Derek Ali (born November 1, 1989), known professionally as MixedByAli, is an American mixing engineer. His career started in Los Angeles in the late-2000s, where he began recording and mixing for artists under Top Dawg Entertainment. He initially started collaborating with other artists from the Top Dawg Entertainment roster, including Schoolboy Q, Kendrick Lamar, Jay Rock, and SZA. Over time, he broadened his portfolio by working with other prominent artists such as Bas, Nipsey Hussle, Snoop Dogg, and many more.

In 2018, he invented an online mixing program and community for mixing engineers called EngineEars which is aimed at teaching upcoming engineers techniques that will improve the quality of mixes they create and provide a world class mixing access to artists remotely.

== Technique ==
Ali mixes "in the box" (without the use of analog gear) when working with certain audio effects, such as vocals. However, he credits a mixing console for his "crispiness". About using hardware, Ali says: "If you have the gear, I suggest you use it. How I look at this way of mixing is I feel like you're inside the computer."

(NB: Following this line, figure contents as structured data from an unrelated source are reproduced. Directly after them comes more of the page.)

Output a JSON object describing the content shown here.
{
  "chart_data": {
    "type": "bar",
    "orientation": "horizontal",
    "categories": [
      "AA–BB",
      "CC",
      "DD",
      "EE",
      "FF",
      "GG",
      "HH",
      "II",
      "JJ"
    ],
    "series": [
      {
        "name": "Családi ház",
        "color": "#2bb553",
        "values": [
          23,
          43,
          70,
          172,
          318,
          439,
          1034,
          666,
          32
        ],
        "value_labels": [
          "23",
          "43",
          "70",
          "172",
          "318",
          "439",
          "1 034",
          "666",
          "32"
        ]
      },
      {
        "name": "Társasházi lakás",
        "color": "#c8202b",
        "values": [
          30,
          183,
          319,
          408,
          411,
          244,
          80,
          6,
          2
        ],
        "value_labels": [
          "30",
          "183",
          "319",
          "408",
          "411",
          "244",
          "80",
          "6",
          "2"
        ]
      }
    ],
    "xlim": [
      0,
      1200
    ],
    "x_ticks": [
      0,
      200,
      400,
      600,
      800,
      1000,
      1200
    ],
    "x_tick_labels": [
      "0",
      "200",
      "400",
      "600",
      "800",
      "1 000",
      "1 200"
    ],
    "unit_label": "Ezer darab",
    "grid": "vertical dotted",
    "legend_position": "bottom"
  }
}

About 80% of his time spent mixing is in mono, which is a method he learned from Dr. Dre.

== Awards ==
Ali has been nominated for the Grammy Awards 6 times and has won three times.

=== Nominations ===

- 2012: Album of the Year – Good Kid, M.A.A.D City by Kendrick Lamar
- 2015: Album of the Year – To Pimp a Butterfly by Kendrick Lamar
- 2017: Album of the Year – Damn by Kendrick Lamar
- 2017: Record of the Year – :Humble" by Kendrick Lamar

=== Wins ===

- 2015: Best Rap Album – To Pimp a Butterfly by Kendrick Lamar
- 2017: Best Rap Album – Damn by Kendrick Lamar
- 2018: Record of the Year – This Is America by Childish Gambino

== Discography ==
- 2026: AZ Chike - No Rest for the Wicked
- 2021: Brockhampton – Roadrunner: New Light, New Machine
- 2020: Spillage Village – Spilligion
- 2020: Glass Animals – "Space Ghost Coast to Coast"
- 2018: Bas – Milky Way
- 2018: Jay Rock – Redemption
- 2018: Childish Gambino – "This Is America"
- 2018: Cardi B – "She Bad"
- 2018: Nipsey Hussle – Victory Lap
- 2018: Kendrick Lamar – "Redemption" and "Big Shot"
- 2018:	Arin Ray – Platinum Fire
- 2017: SZA – Ctrl
- 2017: Kendrick Lamar – Damn
- 2015: Kendrick Lamar – To Pimp a Butterfly
- 2012: Kendrick Lamar – Good Kid, M.A.A.D City
- 2012: ScHoolboy Q – Habits & Contradictions
- 2012: Ab-Soul – Control System
- 2011: ScHoolboy Q – Setbacks
- 2011: Ab-Soul – Longterm Mentality
- 2011: Kendrick Lamar – Section.80
- 2011: Jay Rock – Follow Me Home
- 2010: Kendrick Lamar – Overly Dedicated

== Mentors ==
Though Ali was introduced to mixing DAWs like Pro Tools by Punch and Dave Free, his most notable professional teacher is Dr. Dre whom he served under as an intern.